Performa 17

Various venues, New York, USA

Loosely influenced by the legacy of dada, the 2017 Performa biennial – led by chief curator RoseLee Goldberg – sought to blur the boundary between art and daily life and, at its best, consider a new age of anxiety not so dissimilar to the Weimar era. Throughout the month of November, Performa seemed to be everywhere – in the tube, splashed across billboards and pulsing away in after-hours gatherings.

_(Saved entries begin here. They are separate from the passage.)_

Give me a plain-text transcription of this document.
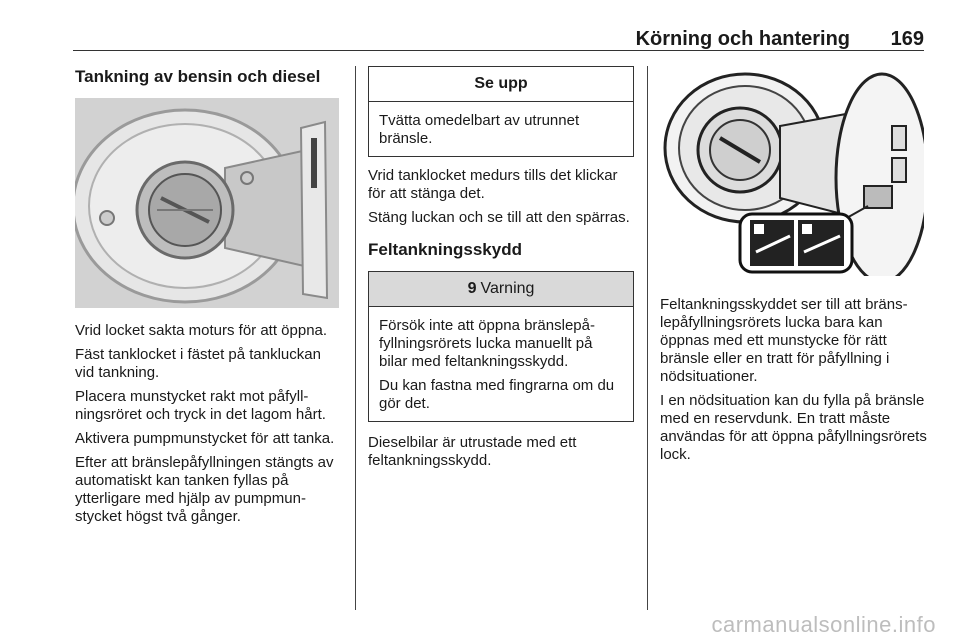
Körning och hantering 169
Tankning av bensin och diesel

Vrid locket sakta moturs för att öppna.

Fäst tanklocket i fästet på tankluckan vid tankning.

Placera munstycket rakt mot påfyllningsröret och tryck in det lagom hårt.

Aktivera pumpmunstycket för att tanka.

Efter att bränslepåfyllningen stängts av automatiskt kan tanken fyllas på ytterligare med hjälp av pumpmunstycket högst två gånger.

Se upp

Tvätta omedelbart av utrunnet bränsle.

Vrid tanklocket medurs tills det klickar för att stänga det.

Stäng luckan och se till att den spärras.

Feltankningsskydd
9 Varning

Försök inte att öppna bränslepåfyllningsrörets lucka manuellt på bilar med feltankningsskydd.

Du kan fastna med fingrarna om du gör det.

Dieselbilar är utrustade med ett feltankningsskydd.

Feltankningsskyddet ser till att bränslepåfyllningsrörets lucka bara kan öppnas med ett munstycke för rätt bränsle eller en tratt för påfyllning i nödsituationer.

I en nödsituation kan du fylla på bränsle med en reservdunk. En tratt måste användas för att öppna påfyllningsrörets lock.

carmanualsonline.info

In this sense, the most emblematic work may have been Jimmy Robert’s Imitation of Lives (all works 2017), which situated viewers among several performers at Philip Johnson’s Glass House in New Canaan, Connecticut. A series of vignettes modeled on the Kammerspiel, or intimate stage drama, incorporated text by Audre Lorde and music by Brian Eno, with references to the security state, the policing of desire and the over-policing of black subjects. Bodies moved unnervingly across the staid and pristine modernist pilgrimage site. The leitmotif was a reminder of Johnson’s affair with Jimmie Daniels, ‘a cabaret singer from Harlem’, complicating the site’s white-bread 1950s idylls.

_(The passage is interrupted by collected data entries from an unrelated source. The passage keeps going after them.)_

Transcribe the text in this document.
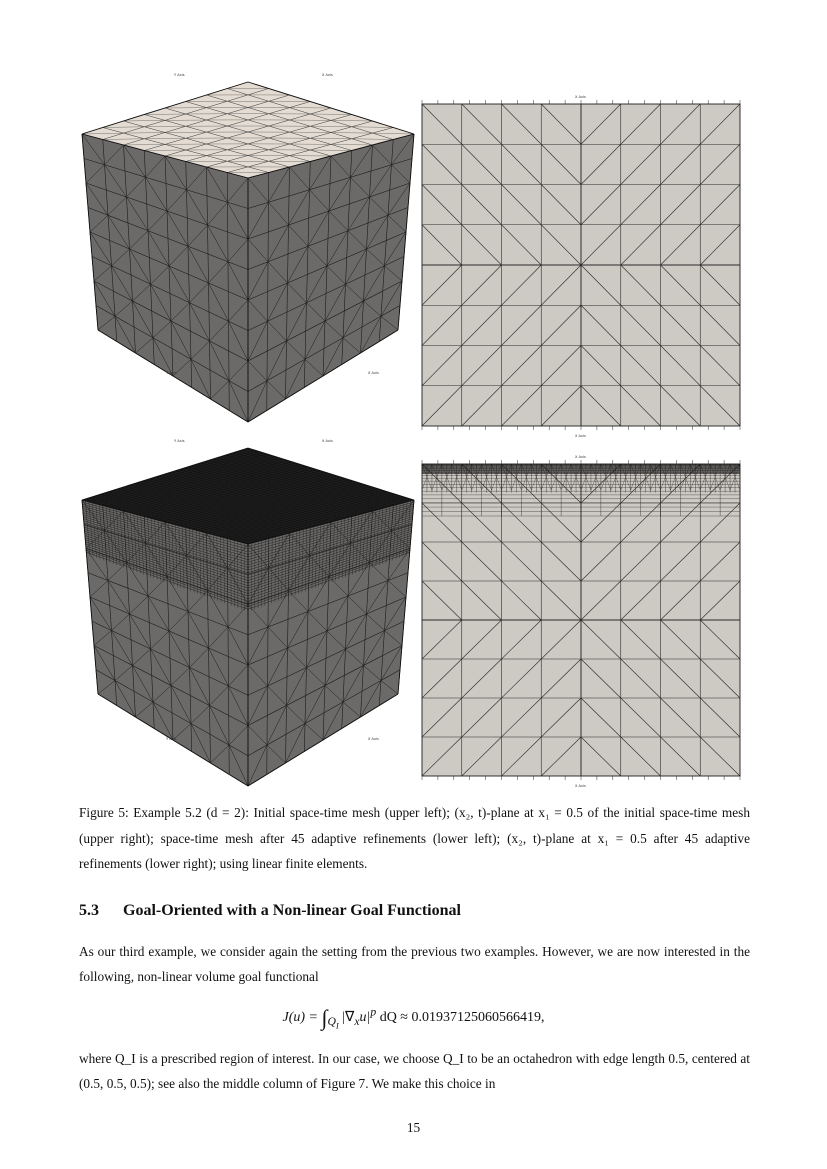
Y Axis	X Axis
Y Axis	X Axis
X Axis
X Axis
Y Axis	X Axis
Y Axis	X Axis
X Axis
X Axis
Figure 5: Example 5.2 (d = 2): Initial space-time mesh (upper left); (x₂, t)-plane at x₁ = 0.5 of the initial space-time mesh (upper right); space-time mesh after 45 adaptive refinements (lower left); (x₂, t)-plane at x₁ = 0.5 after 45 adaptive refinements (lower right); using linear finite elements.
5.3 Goal-Oriented with a Non-linear Goal Functional
As our third example, we consider again the setting from the previous two examples. However, we are now interested in the following, non-linear volume goal functional
$J(u) = \int_{Q_I}$ $|\nabla_xu|^p$ dQ ≈ 0.01937125060566419,
where Q_I is a prescribed region of interest. In our case, we choose Q_I to be an octahedron with edge length 0.5, centered at (0.5, 0.5, 0.5); see also the middle column of Figure 7. We make this choice in
15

Barbara Kruger was perhaps the highest profile contributor this year, with projects that included limited-edition subway cards, a roving school bus and a Lower East Side skate park, all emblazoned with her signature white-on-red dicta. These, and a collaborative merchandizing pop-up with Volcom, were presented under the arch-heading of The Drop. And yet, for all of their bluntness of address and exculpatory affinities with earlier avant-gardes, Kruger’s contributions seemed like a particularly stale form of regress. Kruger once repurposed sans-serif sloganeering, then lifestyle brands like Supreme repurposed Kruger. In 2017, consumers queued up to purchase bespoke trophies of cultural proximity from each. Gilded youth culture, it seems, is as good a business as ever.


Barbara Kruger, Untitled, 2017, installation view, New York City. Courtesy: Performa; photograph: © Paula Court

Barbara Kruger, Untitled, 2017, installation view, New York City. Courtesy: Performa; photograph: © Paula Court

Such moments are another reminder that the boundary between art, commerce and spectacle is blurrier than it was 30 years ago, before Kruger’s rise, or indeed a century ago during the dada ‘fairs’ of the 1920s. This was certainly the case with critic Teju Cole’s first foray into performance, Black Paper, which was staged at City Point, a Brooklyn mall, food court and condominium. Cole’s recent book, Blind Spot, showcased his talent for wringing poignance from the concise juxtaposition of text and image, like his forerunner W.G. Sebald. At City Point, audiences watched Cole disrobe and climb into bed for an in-the-round experience meant to evoke anxious dreams, wherein his photographs played across six channels. 

Black Paper, however, ultimately read like a 4D version of the book, a forced scroll through the well-curated Instagram feed of a celebrity influencer. This stood in stark contrast to Julie Mehretu’s merging of image and sound, MASS (HOWL, eon), which set her eponymous, monumental abstract diptych to a subtle, expressionistic score by Jason Moran, which he composed while Mehretu painted in an abandoned gothic church. The result was a textured aural journey that built on Moran’s ongoing collaboration with abstract painters, and further erodes the illusory cordoning of the visual and the sonic. Their pairing echoed Performa curator Adrienne Edwards’s recent inquiries into blackness as a visual and cultural field, and also demonstrated the biennial’s capacity to foster powerful new collaborations. 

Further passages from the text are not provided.